Over the past year, there have been a number of insolvency
proceedings in Canada where lenders have used their loans or notes
to bid for assets which are being sold by an insolvent debtor. In
some cases, this was effectively intended as a form of realization
where some or all of the debt would be exchanged for the
debtor's assets and business. The lenders would then own and
operate the business, usually through a corporation, and
potentially sell it at a more opportune time. In other cases, the
credit bid was used as a "stalking horse" bid which set a
floor price in a sales process with the result that the lenders
would either be paid out in full or own the business. More often
than not, the parties holding the debt which was being bid acquired
the debt in the secondary market and were not the original
lenders.
In Canada, the practice of credit bidding is not codified by
statute, as is the case in other jurisdictions, most notably the
United States Bankruptcy Code, but is a tool now utilized under the
rubric of reorganizations effected under the Companies'
Creditors Arrangement Act or even in receiverships. The advent
of credit bidding gives rise to a number of issues in the context
of a syndicated loan or trust indenture.
Under the traditional model of a Canadian syndicated loan, a group
of lenders appoint an agent to act on their behalf in dealings with
the borrower. The syndicate members delegate certain tasks to their
agent, while retaining the right to make decisions typically by
majority or supermajority vote, with some critical items, such as
changes to interest rates, loan amortization, term and security
(commonly referred to as "RATS") left to be determined by
unanimity. Until recently, this model has survived unchanged for
decades. Similar provisions exist in most trust indentures under
which debt is issued.
It is unclear in the context of typical syndicated loan provisions
whether an agent or indenture trustee has the ostensible authority
to bid the loans of its principals, the lenders, in exchange for
title to the debtor's assets which may constitute security for
the loan. Technically, the agent is the secured party on behalf of
itself and the lenders. The trustee performs a similar function but
technically is a fiduciary which acts on behalf of the noteholders.

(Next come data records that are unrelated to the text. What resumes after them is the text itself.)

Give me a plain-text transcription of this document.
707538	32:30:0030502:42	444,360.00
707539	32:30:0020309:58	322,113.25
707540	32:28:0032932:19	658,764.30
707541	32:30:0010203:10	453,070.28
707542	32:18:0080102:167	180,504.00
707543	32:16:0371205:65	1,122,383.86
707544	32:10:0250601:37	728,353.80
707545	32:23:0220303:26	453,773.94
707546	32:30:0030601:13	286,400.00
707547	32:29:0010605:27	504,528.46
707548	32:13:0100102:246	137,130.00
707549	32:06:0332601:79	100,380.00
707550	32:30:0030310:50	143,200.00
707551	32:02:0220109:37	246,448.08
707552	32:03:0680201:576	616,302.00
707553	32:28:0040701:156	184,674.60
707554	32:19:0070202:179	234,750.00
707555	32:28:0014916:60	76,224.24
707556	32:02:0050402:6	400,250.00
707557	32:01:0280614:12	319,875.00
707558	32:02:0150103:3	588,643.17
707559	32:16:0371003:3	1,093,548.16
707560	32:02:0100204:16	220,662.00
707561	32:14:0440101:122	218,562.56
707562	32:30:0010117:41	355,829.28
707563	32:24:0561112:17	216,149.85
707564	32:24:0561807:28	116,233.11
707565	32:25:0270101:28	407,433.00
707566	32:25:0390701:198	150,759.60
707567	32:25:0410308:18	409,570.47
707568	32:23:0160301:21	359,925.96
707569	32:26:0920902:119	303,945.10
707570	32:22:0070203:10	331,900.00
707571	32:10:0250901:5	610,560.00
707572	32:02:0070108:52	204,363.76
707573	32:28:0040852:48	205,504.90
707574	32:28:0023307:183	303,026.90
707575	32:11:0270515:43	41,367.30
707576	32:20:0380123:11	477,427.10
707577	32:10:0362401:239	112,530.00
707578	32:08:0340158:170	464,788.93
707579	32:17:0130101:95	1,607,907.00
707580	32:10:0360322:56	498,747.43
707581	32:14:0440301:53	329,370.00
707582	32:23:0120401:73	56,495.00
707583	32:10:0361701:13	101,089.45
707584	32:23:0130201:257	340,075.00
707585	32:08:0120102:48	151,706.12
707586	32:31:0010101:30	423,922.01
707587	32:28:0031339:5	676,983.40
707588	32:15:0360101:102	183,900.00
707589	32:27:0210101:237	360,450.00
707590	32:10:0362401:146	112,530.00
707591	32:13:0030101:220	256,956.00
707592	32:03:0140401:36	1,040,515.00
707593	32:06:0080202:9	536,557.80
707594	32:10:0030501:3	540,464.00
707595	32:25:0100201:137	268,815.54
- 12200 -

However, it is often the case that the agent or trustee has little
or no debt (or is no longer holding debt) owed to it in such
capacity and thus little economic interest in any
transaction.
As a practical matter, agents and trustees do not act without
instructions from the lenders or noteholders except maybe in highly
unusual circumstances. Most loan agreements and trust indentures
are ambiguous as to whether unanimity (or near unanimity) under the
RATS provisions is required for the agent or trustee to make a
credit bid or whether other special majority provisions apply.
Also, the majority provisions in the loan documentation may not
correspond to the voting provisions under insolvency laws or other
laws relating to corporate reorganizations which are sometimes used
as a substitute therefor (e.g., the Canada Business
Corporations Act arrangement sections). This can lead to
structuring arbitrage where statutory provisions are used to deal
with some debt and contractual provisions are used to compromise
other debt.
Agents may also have conflicts if they represent different
syndicates or have different interests within syndicates such as
being an operating and term lender.
We urge parties to consider these issues in preparing loan
documentation and trust indentures. In particular, they should
consider whether special majorities should or should not be able to
bind minorities to a credit bid and whether dissident lenders
should be able to opt out or even to credit bid on their own. These
factors must be considered in light of the potential impact of such
decisions on the attractiveness of the debt in the secondary market
(particularly for buyers who have the objective of owning the
company) and the likelihood that other parties who own the debt may
have divergent interests. There is no single right answer for all
situations but there is clearly a need for intelligent discussion
among credit experts, syndication teams, those performing
administrative roles and counsel.
Parties who buy debt with a view to using it as part of a
"loan-to-own" strategy should carefully review the
underlying documents in order to ascertain whether such documents
will facilitate or impair credit bidding.
The content of this article is intended to provide a general guide to the subject matter. Specialist advice should be sought about your specific circumstances.